Per chiarire questo concetto, occorre dire che ci troviamo di fronte a due termini: dīn (religione) e sharia (legge religiosa). Il dīn è una realtà unica, che consiste nel sottomettersi agli ordini e ai divieti di Dio l’Altissimo; e nel Corano questa realtà è chiamata «Islam»:
إِنَّ الدِّينَ عِنْدَ اللَّهِ الْإِسْلَامُ
«In verità, la religione [dīn] presso Dio è soltanto l’Islam»[7]
وَ مَنْ يَبْتَغِ غَيْرَ الْإِسْلَامِ دِينًا فَلَنْ يُقْبَلَ مِنْهُ
«E chiunque scelga una religione [dīn] diversa dall’Islam, non sarà da lui accettata»[8]
E questa religione è la stessa realtà alla quale anche il profeta Abramo (pace su di lui) si attribuiva:
مَا كَانَ إِبْرَاهِيمُ يَهُودِيًّا وَ لَا نَصْرَانِيًّا وَلَٰكِنْ كَانَ حَنِيفًا مُسْلِمًا وَ مَا كَانَ مِنَ الْمُشْرِكِينَ
«Abramo non era né ebreo né cristiano, ma era un monoteista puro e musulmano, e non era tra i politeisti»[9]
Quanto alla sharia, essa è costituita dalle diverse vie che conducono a quell’unica religione, vie che, in base alle condizioni del tempo e alle capacità dell’uomo, sono state rivelate da Dio l’Altissimo a un Suo profeta nelle diverse epoche della storia.

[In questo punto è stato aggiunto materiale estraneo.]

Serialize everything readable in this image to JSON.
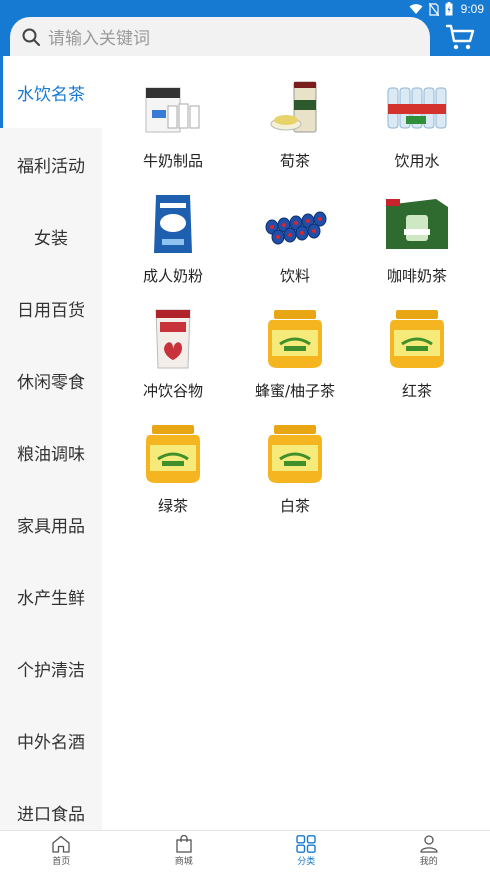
{
  "status_bar": {
    "time": "9:09"
  },
  "search": {
    "placeholder": "请输入关键词"
  },
  "sidebar": {
    "items": [
      {
        "label": "水饮名茶",
        "active": true
      },
      {
        "label": "福利活动"
      },
      {
        "label": "女装"
      },
      {
        "label": "日用百货"
      },
      {
        "label": "休闲零食"
      },
      {
        "label": "粮油调味"
      },
      {
        "label": "家具用品"
      },
      {
        "label": "水产生鲜"
      },
      {
        "label": "个护清洁"
      },
      {
        "label": "中外名酒"
      },
      {
        "label": "进口食品"
      }
    ]
  },
  "products": [
    {
      "name": "牛奶制品",
      "icon": "milk-box-icon"
    },
    {
      "name": "荀茶",
      "icon": "tea-jar-icon"
    },
    {
      "name": "饮用水",
      "icon": "water-pack-icon"
    },
    {
      "name": "成人奶粉",
      "icon": "milk-powder-icon"
    },
    {
      "name": "饮料",
      "icon": "soda-cans-icon"
    },
    {
      "name": "咖啡奶茶",
      "icon": "coffee-box-icon"
    },
    {
      "name": "冲饮谷物",
      "icon": "cereal-bag-icon"
    },
    {
      "name": "蜂蜜/柚子茶",
      "icon": "honey-jar-icon"
    },
    {
      "name": "红茶",
      "icon": "honey-jar-icon"
    },
    {
      "name": "绿茶",
      "icon": "honey-jar-icon"
    },
    {
      "name": "白茶",
      "icon": "honey-jar-icon"
    }
  ],
  "bottom_nav": [
    {
      "label": "首页",
      "icon": "home-icon"
    },
    {
      "label": "商城",
      "icon": "shopping-bag-icon"
    },
    {
      "label": "分类",
      "icon": "category-grid-icon",
      "active": true
    },
    {
      "label": "我的",
      "icon": "user-icon"
    }
  ],
  "colors": {
    "brand": "#1679d2",
    "sidebar_bg": "#f6f6f6"
  }
}
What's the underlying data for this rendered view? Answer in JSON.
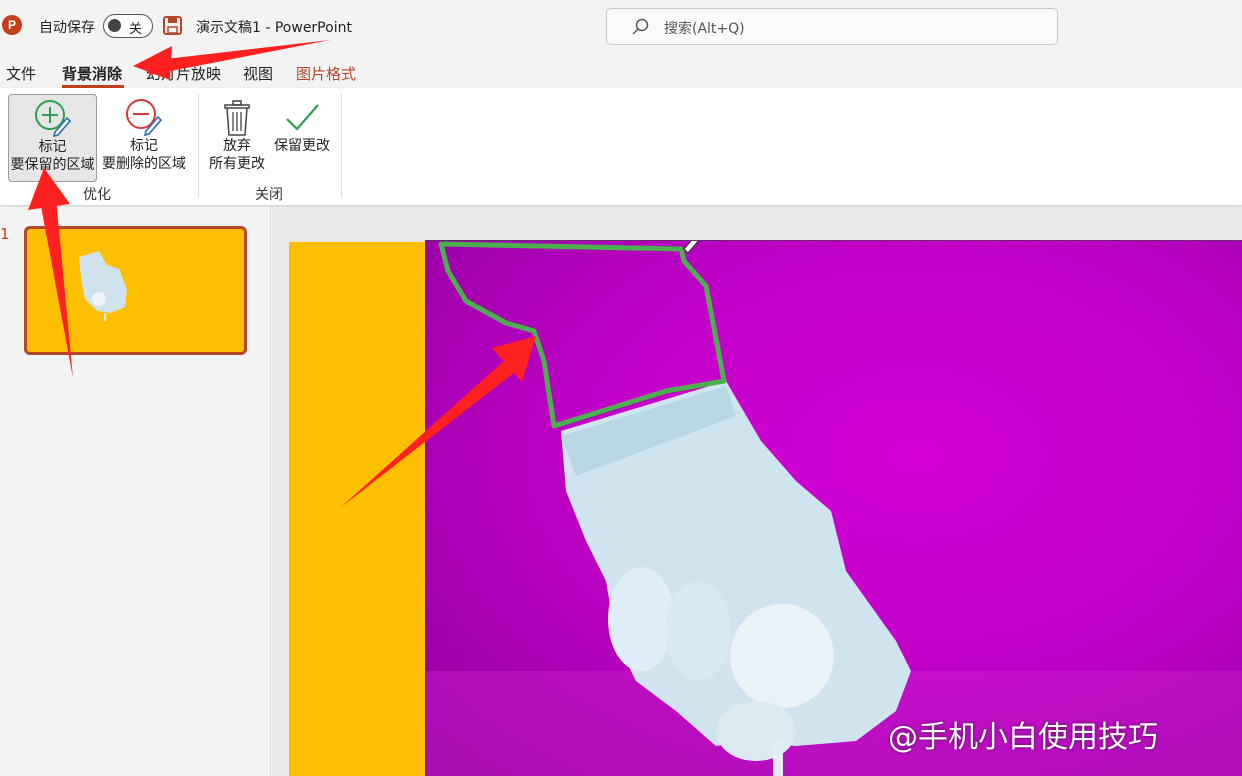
{
  "titlebar": {
    "app_icon_letter": "P",
    "autosave_label": "自动保存",
    "autosave_state": "关",
    "document_title": "演示文稿1  -  PowerPoint",
    "search_placeholder": "搜索(Alt+Q)"
  },
  "menubar": {
    "items": [
      "文件",
      "背景消除",
      "幻灯片放映",
      "视图",
      "图片格式"
    ],
    "active": "背景消除"
  },
  "ribbon": {
    "mark_keep": {
      "line1": "标记",
      "line2": "要保留的区域"
    },
    "mark_remove": {
      "line1": "标记",
      "line2": "要删除的区域"
    },
    "discard": {
      "line1": "放弃",
      "line2": "所有更改"
    },
    "keep_changes": "保留更改",
    "group_refine": "优化",
    "group_close": "关闭"
  },
  "thumbnails": {
    "slide_number": "1"
  },
  "watermark": "@手机小白使用技巧",
  "colors": {
    "accent": "#c43e1c",
    "slide_background": "#fdbf00",
    "removal_overlay": "#c200c8",
    "keep_stroke": "#4caf50",
    "annotation_arrow": "#ff2020"
  }
}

Queste diverse vie prendono il nome di «sharia». Su questa base, esiste un’unica religione e una pluralità di sharia; una di queste porta il nome dell’Islam.
L’Islam, in quanto religione, è distinto dalla sharia islamica e, in realtà, ne costituisce la fonte. In altre parole, la sharia islamica è una parte della religione islamica, mentre quest’ultima comprende tutte le leggi celesti. Allo stesso modo, il Libro divino, il Corano, esprime la religione islamica e non soltanto la sharia islamica, come si afferma all’inizio del versetto 48 della Sura Al-Maʾida (5):
وَ أَنْزَلْنَا إِلَيْكَ الْكِتَابَ بِالْحَقِّ مُصَدِّقًا لِمَا بَيْنَ يَدَيْهِ مِنَ الْكِتَابِ وَ مُهَيْمِناً عَلَيْهِ
«E abbiamo fatto discendere su di te il Libro, nel vero, a conferma del Libro [celeste] disceso prima di esso e come suo custode»
Con questa spiegazione, il termine Islam, quando è usato nel senso di religione, indica un unico programma fondato sulla sottomissione alla verità divina, sul monoteismo e sull’obbedienza esclusiva a Dio, dal quale hanno avuto origine tutte le leggi religiose. Quando invece il nome Islam è riferito alla sharia, esso designa la specifica sharia islamica alla quale i musulmani si attengono.
L’ultimo interrogativo di questa sezione è il seguente: tra le cinque leggi religiose menzionate nel Corano, quale deve essere seguita? La risposta a questo quesito ha dato luogo a numerosi dibattiti teologici.
Continua…
Note
[1]. Cfr. Conoscenza delle grandi religioni, p. 3.
[2]. Introduction to the Study of Religion, p. 32.
[3]. Corano: Sura al‑Maʾida (5), versetto 48.
[4]. Nel Corano si fa riferimento anche a questa verità: «E tra i Suoi segni vi sono la creazione dei cieli e della terra, e la diversità delle vostre lingue e dei vostri colori. In ciò vi sono davvero segni per coloro che sanno» (Sura Al‑Rum (30), versetto 22).
[5]. Corano: Sura al‑Shura (42), versetto 13
[6]. Cfr. al‑Mīzān, commento al versetto 13 della Sura Al‑Shura e al versetto 48 della Sura Al‑Maʾida.
[7]. Corano: Sura Al‑ʿImran (3), versetto 19.
[8]. Corano: Sura Al‑ʿImran (3), versetto 85.
[9]. Corano: Sura Al‑ʿImran (3), versetto 67.